In comes Karen Zariakas (Anne Hathaway), Baker’s ex-wife, who approaches him about murdering her current husband, Frank (Jason Clarke), who’s become extremely abusive. We learn that after Karen and Baker’s divorce, Baker went off the grid to escaped to the island. With Hathaway’s entrance, the story gains an actual plot, but her performance is so cringeworthy that it almost doesn’t seem real. She’s taking this film noir thing so seriously, as though she just landed the lead in the high school play and is just copying what she’s seen in the movies. It doesn’t help that the dialogue written for her is chock full of oft-parodied genre cliches.
As I’m watching, I’m scribbling in my notes, going off about the writer trying to emulate bad film noir from the 1930s. Things keep happening that should be extremely alarming for anyone who has ever paid attention to movies. Such as McConaughey’s insane brooding about catching a fish, or Hathaway’s cartoonish line deliveries, or even the fact that the filmmakers keep shamelessly pounding it into our brains that everyone knows everyone’s business in this town. It’s all so bizarre. You start to wonder if this is self-parody. But then, about an hour into the movie, something great happens and it all starts to make sense…I realize this is all intentional.

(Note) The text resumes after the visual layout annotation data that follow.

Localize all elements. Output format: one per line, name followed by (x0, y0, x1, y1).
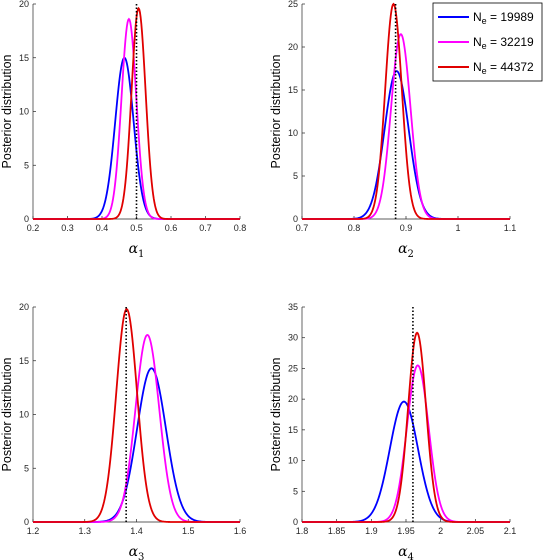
y-tick-label: 10 (19, 410, 29, 420)
y-tick-label: 10 (19, 107, 29, 117)
x-axis-label: α4 (398, 544, 414, 560)
legend-label-3: Ne = 44372 (473, 60, 534, 76)
y-tick-label: 20 (19, 0, 29, 9)
x-tick-label: 1.2 (27, 526, 40, 536)
x-tick-label: 0.2 (27, 223, 40, 233)
x-tick-label: 1.8 (296, 526, 309, 536)
x-tick-label: 0.7 (296, 223, 309, 233)
y-tick-label: 10 (288, 456, 298, 466)
legend-entry-3: Ne = 44372 (438, 60, 534, 76)
legend-entry-2: Ne = 32219 (438, 35, 534, 51)
x-tick-label: 1.6 (234, 526, 247, 536)
legend-label-2: Ne = 32219 (473, 35, 534, 51)
y-axis-label: Posterior distribution (0, 357, 14, 471)
y-tick-label: 0 (293, 214, 298, 224)
y-axis-label: Posterior distribution (269, 54, 283, 168)
series-curve-3 (302, 2, 510, 220)
x-tick-label: 1.1 (504, 223, 517, 233)
x-tick-label: 0.6 (165, 223, 178, 233)
x-tick-label: 2.05 (467, 526, 485, 536)
x-tick-label: 1.9 (365, 526, 378, 536)
y-tick-label: 35 (288, 302, 298, 312)
x-tick-label: 1.95 (397, 526, 415, 536)
x-axis-label: α2 (398, 241, 414, 260)
subplot-4: 1.8 1.85 1.9 1.95 2 2.05 2.1 0 5 10 15 20 25 30 35 Post… (269, 302, 516, 560)
y-tick-label: 20 (19, 302, 29, 312)
x-tick-label: 2 (438, 526, 443, 536)
y-tick-label: 20 (288, 394, 298, 404)
x-tick-label: 0.3 (61, 223, 74, 233)
legend-label-1: Ne = 19989 (473, 10, 534, 26)
y-tick-label: 0 (293, 517, 298, 527)
legend: Ne = 19989 Ne = 32219 Ne = 44372 (432, 2, 543, 82)
y-tick-label: 5 (24, 160, 29, 170)
y-tick-label: 10 (288, 128, 298, 138)
y-axis-label: Posterior distribution (269, 357, 283, 471)
x-tick-label: 0.4 (96, 223, 109, 233)
y-tick-label: 20 (288, 42, 298, 52)
y-tick-label: 25 (288, 0, 298, 9)
x-tick-label: 1.85 (328, 526, 346, 536)
subplot-1: 0.2 0.3 0.4 0.5 0.6 0.7 0.8 0 5 10 15 20 Posterior d… (0, 0, 246, 260)
x-tick-label: 1 (455, 223, 460, 233)
x-axis-label: α1 (129, 241, 145, 260)
y-tick-label: 5 (293, 171, 298, 181)
y-tick-label: 0 (24, 214, 29, 224)
x-tick-label: 1.3 (78, 526, 91, 536)
subplot-2: 0.7 0.8 0.9 1 1.1 0 5 10 15 20 25 Posterior distrib… (269, 0, 516, 260)
legend-entry-1: Ne = 19989 (438, 10, 534, 26)
y-tick-label: 15 (19, 53, 29, 63)
y-tick-label: 25 (288, 363, 298, 373)
x-tick-label: 1.4 (130, 526, 143, 536)
y-tick-label: 15 (19, 356, 29, 366)
series-curve-3 (33, 6, 240, 220)
y-tick-label: 15 (288, 85, 298, 95)
x-tick-label: 1.5 (182, 526, 195, 536)
y-tick-label: 15 (288, 425, 298, 435)
x-tick-label: 0.8 (348, 223, 361, 233)
series-curve-3 (302, 331, 510, 523)
y-tick-label: 0 (24, 517, 29, 527)
x-tick-label: 0.7 (199, 223, 212, 233)
y-axis-label: Posterior distribution (0, 54, 14, 168)
x-tick-label: 0.8 (234, 223, 247, 233)
y-tick-label: 5 (293, 486, 298, 496)
series-curve-3 (33, 308, 240, 523)
x-axis-label: α3 (129, 544, 145, 560)
y-tick-label: 30 (288, 333, 298, 343)
x-tick-label: 0.9 (400, 223, 413, 233)
x-tick-label: 0.5 (130, 223, 143, 233)
subplot-3: 1.2 1.3 1.4 1.5 1.6 0 5 10 15 20 Posterior distrib… (0, 302, 246, 560)
y-tick-label: 5 (24, 463, 29, 473)
x-tick-label: 2.1 (504, 526, 517, 536)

It drops a twist on us that is so ridiculous that it actually changes the entire genre of the film. And since the movie had been so marginal up to this point, the twist comes with a sigh of relief. In fact, I could be doing you, the unsuspecting viewer, a disservice by even hinting about such a twist in the first place. It’s not quite on the gotcha! level of M. Night Shyamalan – it’s far more expansive. Perhaps they thought it would be more fun – and less jarring – to pick up on the hints sprinkled here and there leading up to it.
The only real problem with the twist is that it risks nullifying our attachment to the characters, and in turn flips our heads around, completely switching our protagonist to someone I haven’t even mentioned. Fortunately, director Steven Knight, known mostly for screenwriting, places restrictions on his actors’ freedom of performance, which prevents us from ever becoming fully invested in these characters in the first place. While entertaining, perhaps a different approach may have allowed us to better relate to their crazy situation within such an oddball concept.
If you’re a fan of gratuitous absurdity, then Serenity is right in your wheelhouse. It’s like The Truman Show meets Wild Things, in the most on-the-nose way possible. Seldom do we see such mega-stars in a project so wildly different like this, and for good reason. It does take itself a little too seriously, but it’s that very same commitment to its absurd premise that makes it so appealing in the end. You just have to sit through a bad half of a movie to get there. Just think of it as needing to eat your dinner before you can have any dessert.